Five years ago, a team led by Richard Smalley at Rice University in Houston came up with a new production method that blasts a graphite target with lasers in the presence of catalytic metal particles. The intense heat generated by the lasers turns the graphite into a vapor of carbon atoms, which the metal particles then help to coalesce into nanotubes. But the laser apparatus is expensive and has yielded only about 300 grams of SWNTs in the past 2 years.

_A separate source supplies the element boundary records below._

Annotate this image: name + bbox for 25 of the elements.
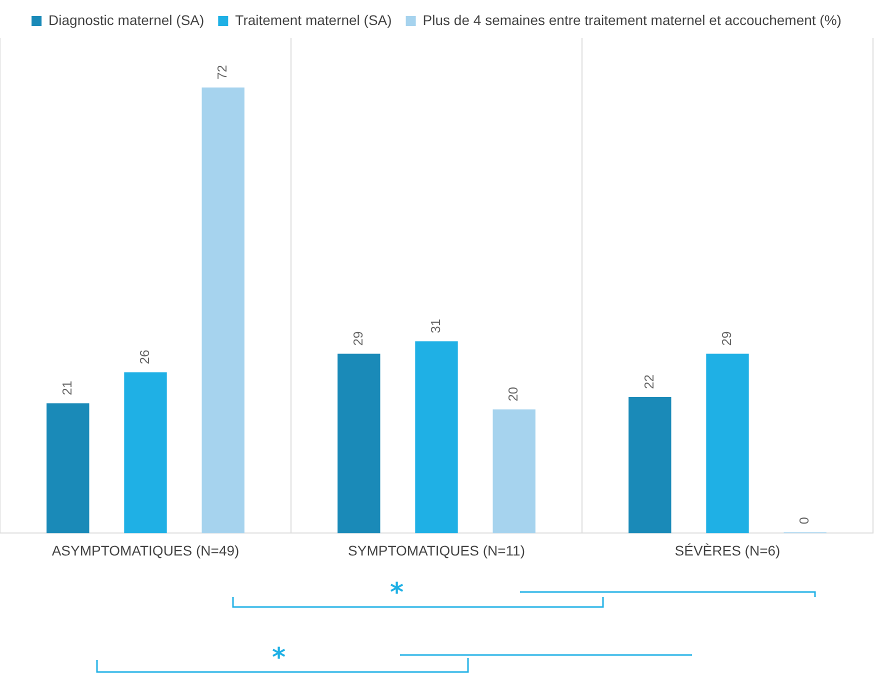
bar [628,397,672,534]
data-label: 72 [214,65,230,80]
text: * [272,643,286,673]
x-tick-label: SYMPTOMATIQUES (N=11) [348,542,525,558]
legend-label: Traitement maternel (SA) [235,12,392,28]
bar [706,354,749,534]
bar [415,341,458,534]
bar [46,403,90,534]
bar [492,409,536,534]
text: * [390,578,404,608]
x-tick-label: ASYMPTOMATIQUES (N=49) [52,542,240,558]
data-label: 22 [641,374,656,390]
legend-label: Plus de 4 semaines entre traitement maternel et accouchement (%) [422,12,842,28]
bar [124,372,167,534]
data-label: 0 [796,516,812,524]
data-label: 20 [506,386,521,402]
data-label: 31 [428,318,444,334]
data-label: 29 [719,331,734,346]
bar [338,354,380,534]
data-label: 29 [350,331,366,346]
x-tick-label: SÉVÈRES (N=6) [674,542,780,558]
bar [202,88,244,534]
legend-label: Diagnostic maternel (SA) [48,12,204,28]
data-label: 21 [59,380,74,396]
data-label: 26 [137,350,152,364]
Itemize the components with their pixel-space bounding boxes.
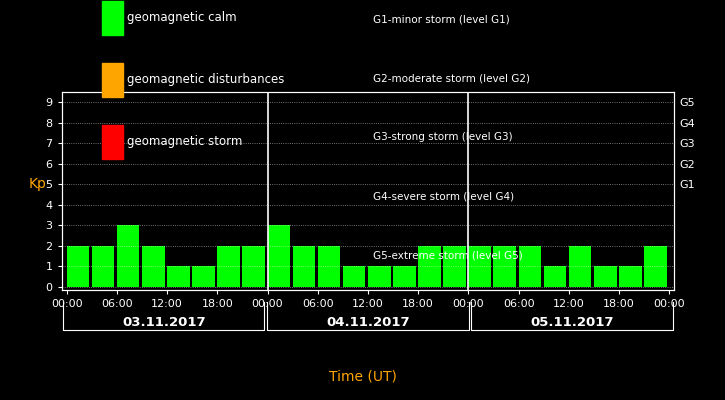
Bar [67,246,89,287]
Bar [393,266,415,287]
Text: Time (UT): Time (UT) [328,369,397,383]
Bar [518,246,541,287]
Bar [368,266,391,287]
Bar [569,246,592,287]
Text: 05.11.2017: 05.11.2017 [531,316,614,328]
Bar [167,266,190,287]
Bar [594,266,616,287]
Text: G2-moderate storm (level G2): G2-moderate storm (level G2) [373,73,531,83]
Text: G5-extreme storm (level G5): G5-extreme storm (level G5) [373,251,523,261]
Text: G4-severe storm (level G4): G4-severe storm (level G4) [373,192,515,202]
Bar [192,266,215,287]
Text: 03.11.2017: 03.11.2017 [122,316,206,328]
Bar [468,246,491,287]
Bar [142,246,165,287]
Bar [293,246,315,287]
Bar [644,246,667,287]
Y-axis label: Kp: Kp [28,177,46,191]
Bar [343,266,365,287]
Bar [418,246,441,287]
Bar [92,246,115,287]
Bar [117,225,139,287]
Bar [443,246,466,287]
Text: 04.11.2017: 04.11.2017 [326,316,410,328]
Bar [494,246,516,287]
Text: geomagnetic disturbances: geomagnetic disturbances [127,74,284,86]
Bar [218,246,240,287]
Bar [619,266,642,287]
Bar [242,246,265,287]
Bar [318,246,340,287]
Text: G3-strong storm (level G3): G3-strong storm (level G3) [373,132,513,142]
Text: geomagnetic storm: geomagnetic storm [127,136,242,148]
Text: G1-minor storm (level G1): G1-minor storm (level G1) [373,14,510,24]
Text: geomagnetic calm: geomagnetic calm [127,12,236,24]
Bar [544,266,566,287]
Bar [268,225,290,287]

In search of better results, Smalley and his colleagues looked for ways to make both the starting materials and the catalyst gaseous. The key turned out to be a molecule called iron pentacarbonele, which has an iron atom surrounded by five carbon monoxide (CO) groups. They spray this compound along with additional CO into a chamber heated to about 1000°C. The heat rips the CO arms off the iron atoms, leaving the lone atoms energetically unhappy and eager to bond with one another to form more stable clusters. And--as in the laser scheme--those metal clusters excel at producing SWNTs. Meanwhile, the high temperature also causes CO molecules to react with one another to form the more stable CO2, leaving behind lone carbon atoms, which quickly find the iron nanoparticles and begin to grow a SWNT.
Because the gas-phase synthesis is akin to the way bulk plastics are made today, the new scheme has potential to be scaled up to make industrial quantities. "Within the next year we should easily be able to produce 10 kilograms of this stuff [in the lab]," says Smalley.
"It's a very important development that nanotubes can be made in big quantities," says Walt de Heer, a nanotube expert at the Georgia Institute of Technology in Atlanta. "It implies that [their] price will come down, and this could allow their use as large-scale construction materials," he says. Still, de Heer cautions that inexpensive ingredients don't guarantee low costs: Related carbon molecules called buckyballs can be made from cheap starting materials, he points out, yet they remain more expensive than gold.